Latinx Career Diaries: What It’s Really Like Making $60K as Project Manager in the Construction Industry

Art by Alan López for Remezcla

As of 2016, Latinos make up 16.8 percent – 26.8 million – of the workforce in the United States. While there are plenty of statistics about the industries (tech, legal, STEM, and many more) where our communities are sorely underrepresented and how the wage gap disproportionately affects Latinas (and other women of color), we wanted to learn more about what it’s like to pursue your career goals as a Latino today.

That’s why we’re launching Latinx Career Diaries. A few times a month, we’ll offer you a peek into what it’s like to work a certain job as a Latino. The goal is to give you an idea of what people with your similar experiences earn, help you pick up some negotiation tactics, and provide guidance if you’re embarking on your career.

Submit a questionnaire here, and check out more Latinx Career Diaries here.

These responses have been condensed and lightly edited for clarity.

Age: 27

Background: Puerto Rican

Preferred Pronouns: He/Him

Job Title: Project Manager in the construction industry

Years at Current Job: I recently began working for the city’s only large-scale Hispanic-owned contractor. It’s been six months now that I have been bringing my prior experiences and skills to help them become the most reputable construction company.

Location: Buffalo, New York

Years of Experience: 4

Salary: $60,000, plus benefits

Negotiation Process: I reached out to the owner of this company and asked to meet for lunch.

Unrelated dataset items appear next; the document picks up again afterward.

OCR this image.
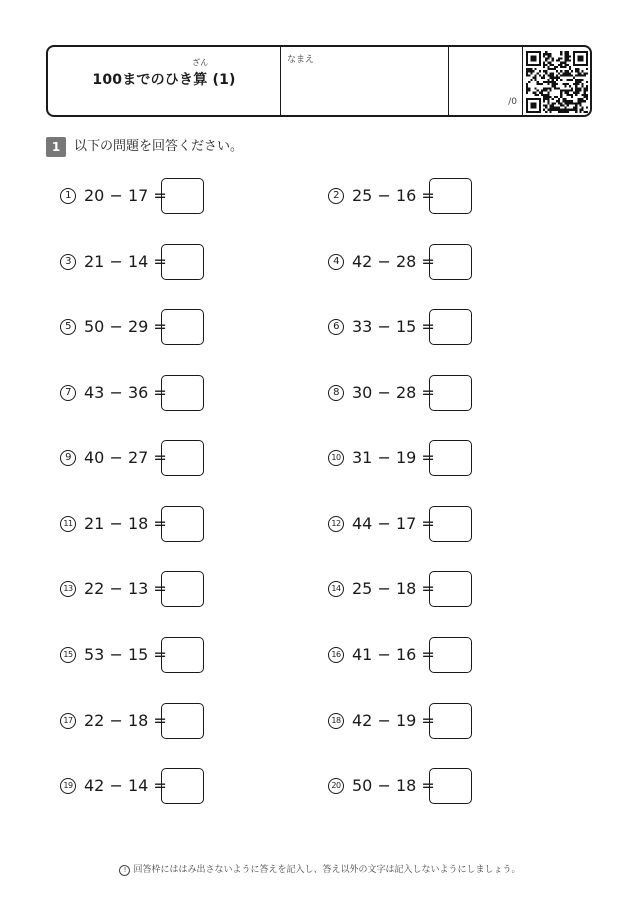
100までのひき
ざん
算 (1)
なまえ
/0
1	以下の問題を回答ください。
1 20 − 17 =	2 25 − 16 =
3 21 − 14 =	4 42 − 28 =
5 50 − 29 =	6 33 − 15 =
7 43 − 36 =	8 30 − 28 =
9 40 − 27 =	10 31 − 19 =
11 21 − 18 =	12 44 − 17 =
13 22 − 13 =	14 25 − 18 =
15 53 − 15 =	16 41 − 16 =
17 22 − 18 =	18 42 − 19 =
19 42 − 14 =	20 50 − 18 =
! 回答枠にははみ出さないように答えを記入し、答え以外の文字は記入しないようにしましょう。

There was no negotiation, only a true conversation. Our values were very similar in that we want to help the Latino community build buildings and kick ass. It’s a great fit.

Benefits: Health/Dental insurance, company credit card for fuel, cell phone, retirement matching investments up to a percentage.

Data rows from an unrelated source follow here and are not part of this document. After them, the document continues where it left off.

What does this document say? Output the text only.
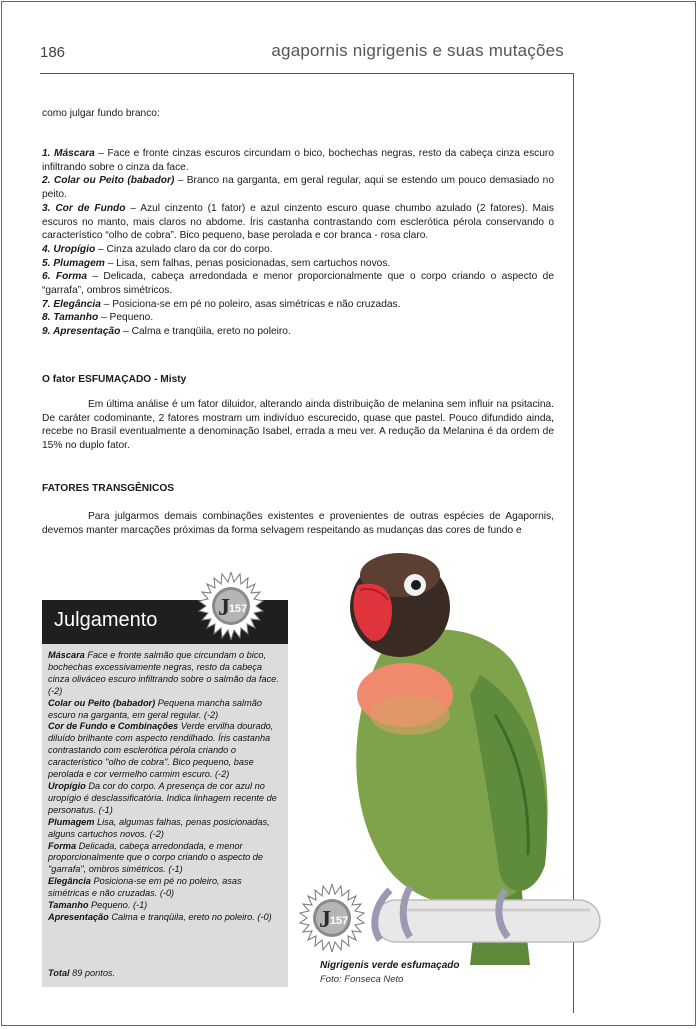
186	agapornis nigrigenis e suas mutações
como julgar fundo branco:

1. Máscara – Face e fronte cinzas escuros circundam o bico, bochechas negras, resto da cabeça cinza escuro infiltrando sobre o cinza da face.

2. Colar ou Peito (babador) – Branco na garganta, em geral regular, aqui se estendo um pouco demasiado no peito.

3. Cor de Fundo – Azul cinzento (1 fator) e azul cinzento escuro quase chumbo azulado (2 fatores). Mais escuros no manto, mais claros no abdome. Íris castanha contrastando com esclerótica pérola conservando o característico “olho de cobra”. Bico pequeno, base perolada e cor branca - rosa claro.

4. Uropígio – Cinza azulado claro da cor do corpo.

5. Plumagem – Lisa, sem falhas, penas posicionadas, sem cartuchos novos.

6. Forma – Delicada, cabeça arredondada e menor proporcionalmente que o corpo criando o aspecto de “garrafa”, ombros simétricos.

7. Elegância – Posiciona-se em pé no poleiro, asas simétricas e não cruzadas.

8. Tamanho – Pequeno.

9. Apresentação – Calma e tranqüila, ereto no poleiro.

O fator ESFUMAÇADO - Misty
Em última análise é um fator diluidor, alterando ainda distribuição de melanina sem influir na psitacina. De caráter codominante, 2 fatores mostram um indivíduo escurecido, quase que pastel. Pouco difundido ainda, recebe no Brasil eventualmente a denominação Isabel, errada a meu ver. A redução da Melanina é da ordem de 15% no duplo fator.
FATORES TRANSGÊNICOS
Para julgarmos demais combinações existentes e provenientes de outras espécies de Agapornis, devemos manter marcações próximas da forma selvagem respeitando as mudanças das cores de fundo e
Julgamento

Máscara Face e fronte salmão que circundam o bico, bochechas excessivamente negras, resto da cabeça cinza oliváceo escuro infiltrando sobre o salmão da face. (-2)

Colar ou Peito (babador) Pequena mancha salmão escuro na garganta, em geral regular. (-2)

Cor de Fundo e Combinações Verde ervilha dourado, diluído brilhante com aspecto rendilhado. Íris castanha contrastando com esclerótica pérola criando o característico "olho de cobra". Bico pequeno, base perolada e cor vermelho carmim escuro. (-2)

Uropígio Da cor do corpo. A presença de cor azul no uropígio é desclassificatória. Indica linhagem recente de personatus. (-1)

Plumagem Lisa, algumas falhas, penas posicionadas, alguns cartuchos novos. (-2)

Forma Delicada, cabeça arredondada, e menor proporcionalmente que o corpo criando o aspecto de "garrafa", ombros simétricos. (-1)

Elegância Posiciona-se em pé no poleiro, asas simétricas e não cruzadas. (-0)

Tamanho Pequeno. (-1)

Apresentação Calma e tranqüila, ereto no poleiro. (-0)

Total 89 pontos.
J
157
J
157
Nigrigenis verde esfumaçado
Foto: Fonseca Neto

Cost of living in your city based on your salary: I can afford the cost of living in my city. My city is very affordable. I bought a beautiful 1905 home at age 23 while earning $14/hour. I rent that property fully and was now able to purchase another home bringing my total apartment holdings to six. The profits from these investments are valued at about a quarter of my work salary.

How I Broke In:  I grew up in the City of Buffalo and many of the neighborhoods around my home were crumbling. I fell in love with the bricks, the steel, the stories that were covered up by plywood and graffiti and wanted to be a part of the solution.

I was in my final semester of business school when I began cold calling real estate development and construction companies to ask how I could be of service to them. It was a long shot, but eventually one agreed to allow me to intern and eventually employed me.

My first project was assisting the director of development in the pre-construction planning of a 300,000 square-foot former factory building into a mix of apartments, office and retail. It was blocks away from my parents house and I couldn’t have been prouder.

Why I’m here today: Passion. An honest love for what I do. Getting my degree and the experience that college provides has proven valuable. Besides the hard skills of your specialization, they teach discipline, etiquette, and communication. All are very important in the business world. I recommend joining clubs, entering competitions and attending workshops while in college. It shows you care and introduces you to like-minded individuals.

Responsibilities: I oversee construction projects from early development through finished construction. This includes land acquisition, design consulting, permitting, estimating, contracts, scheduling and project organization. Everything is over-documented in order to protect all involved parties and to make better decisions on future jobs.

What I like Most/Least: I love that I am able to meet, speak, and work with many different characters each day. We are problem solvers. Each day there are unique challenges that need to be resolved in order to complete projects. It can be a tough juggling act, but it is rewarding! My favorite is when the client and their employees enter a space for the first time and watching how they interact with all the different components.

I dislike that the industry is still dominated by older, white males. It is diversifying, but Latinos still need to work harder than others in order to get opportunities.

Diversity: I am so very blessed to be a Hispanic working for a Hispanic-owned company that strives to have a diverse work force both in office and in field. This is very uncommon as most construction companies are controlled by tight-knit families and friends.

I have been the lone tan face in too many business meetings and events. It’s discouraging that the opinions of people of color are not represented well. The blame can be placed on both business entities that do not care to do any outreach to communities of color and also the community members who do not strive to have their voice heard.

Growth Potential: I do feel there’s possibility for growth. This company allows us to share ideas, make decisions, and take risks. The staff is young and the company is growing tremendously. I’d like to have a senior position someday where I may oversee several ongoing projects and guide the younger project managers and engineers.

What I wish I Knew Before: I wish I knew how lonely it can be as a Latino in professional business. There are many offensive jokes and mistreatment in board rooms. It is up to us to change this old-time good-old-boys-club culture.